Dropping or reporting a client because someone heard something from someone at lunch? Investment banking (or many other industries) would not exist if that were the case, but that kind of hearsay "warnings" always make great headlines in lawsuit news.
There is no substance here, the better case can actually be made against SEC and FInRA. But Picard can't lose by filing these kinds of lawsuits against "deep pockets" that are not currently favored by public at large - he might get a settlement (ridiculous $5B in "damages" to his clients should be thrown out out immediately) because it keeps him "in business" and collecting legal fees for several years while it would cost JPMorgan (and other "deep pockets") millions in legal fees, time, reputation and potential business. That's not very different from modus operandi that cons Larry Milberg and Melvyn Weiss (of former Milberg Weiss Bershad & Schulman) used in their sleazy class action lawsuits, only here it's actually authorized by the SPIC:
Now JPMorgan could be saddled with lawsuits from Madoff investors for "the next five, six, seven years," said banking analyst Richard Bove of Rochdale Securities. < snip > ....."We've got a lot wrong this year, but we got this one right at least -- I said it looked too good to be true on that call with you in [September] . . . I guess it's true that when the tide goes out you see who is swimming naked," one staffer bragged after the humongous scam became public knowledge.
That comment actually proves that they didn't know about Bernie's Ponzi scheme - only that it "looked too good to be true" for them to invest with him. They didn't have the responsibility to do the same kind of due diligence for anyone else, or even disclose it (may even have been prevented from external disclosure by lack of evidence and potential "defamation" or "loss of business" lawsuits).

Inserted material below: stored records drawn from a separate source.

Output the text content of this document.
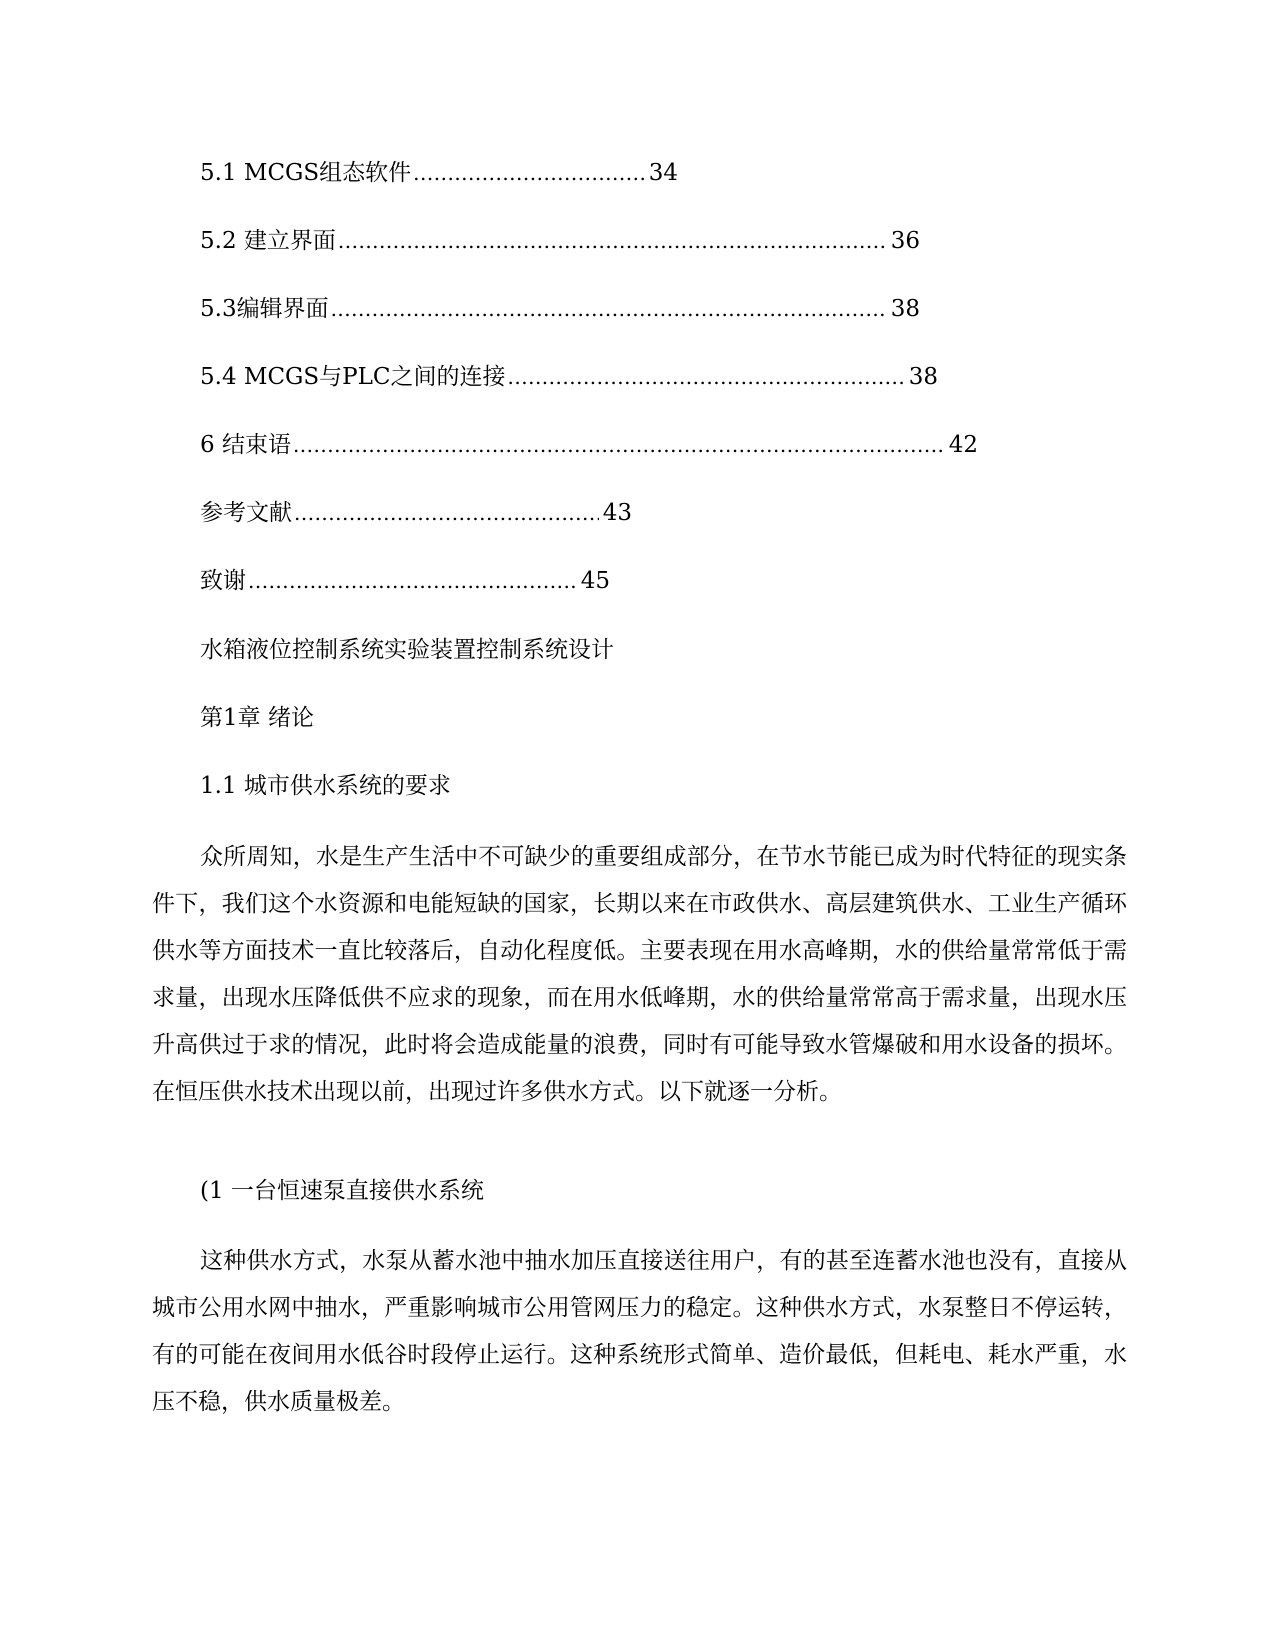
5.1 MCGS组态软件 .....	34
5.2 建立界面 .....	36
5.3编辑界面 .....	38
5.4 MCGS与PLC之间的连接 .....	38
6 结束语 .....	42
参考文献 .....	43
致谢 .....	45
水箱液位控制系统实验装置控制系统设计
第1章 绪论
1.1 城市供水系统的要求

众所周知，水是生产生活中不可缺少的重要组成部分，在节水节能已成为时代特征的现实条件下，我们这个水资源和电能短缺的国家，长期以来在市政供水、高层建筑供水、工业生产循环供水等方面技术一直比较落后，自动化程度低。主要表现在用水高峰期，水的供给量常常低于需求量，出现水压降低供不应求的现象，而在用水低峰期，水的供给量常常高于需求量，出现水压升高供过于求的情况，此时将会造成能量的浪费，同时有可能导致水管爆破和用水设备的损坏。在恒压供水技术出现以前，出现过许多供水方式。以下就逐一分析。

(1 一台恒速泵直接供水系统

这种供水方式，水泵从蓄水池中抽水加压直接送往用户，有的甚至连蓄水池也没有，直接从城市公用水网中抽水，严重影响城市公用管网压力的稳定。这种供水方式，水泵整日不停运转，有的可能在夜间用水低谷时段停止运行。这种系统形式简单、造价最低，但耗电、耗水严重，水压不稳，供水质量极差。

Quick dismissal of this kind of lawsuit would be a positive step against legal abuse; "clawback" process shouldn't be used for "fishing expeditions" and "lawsuits with intent to settle" based on nothing more than some "degree of separation" with the schemer.
From JPMorgan claims no wrongdoing in Madoff mess - NYP, 2011 February 09
..... Firing back, JPMorgan said in a lengthy court filing that Picard was effectively trying to get the courts to create new law holding banks to much tougher accountability standards. The trustee is entirely wrong in asserting that JPMorgan violated any federal statutes or regulations; quite simply, the trustee's interpretation of federal banking law would impose broad investigative duties on banks that do not exist, the bank's lawyers wrote. The bank also challenged Picard's legal standing to bring the case. JPMorgan said that as the trustee for Madoff's company, he had no authority to bring what amounted to an enormous backdoor class action on behalf of Madoff's customers. ..... < snip > JPMorgan Chase, the bank where Bernard Madoff kept his clients' money, said in a court filing Tuesday that it had no legal obligation to figure out that the Ponzi king's investment scheme was a fraud. ..... < snip >
Sounds familiar - this is effectively a "deep pockets" class action extortion suit à la Milberg Weiss; it's not within the letter, the spirit or the purview of the "clawback" law. A quick dismissal should put Picard in his place and back on track looking for the money and the real culprits / co-conspirators, not the scapegoats.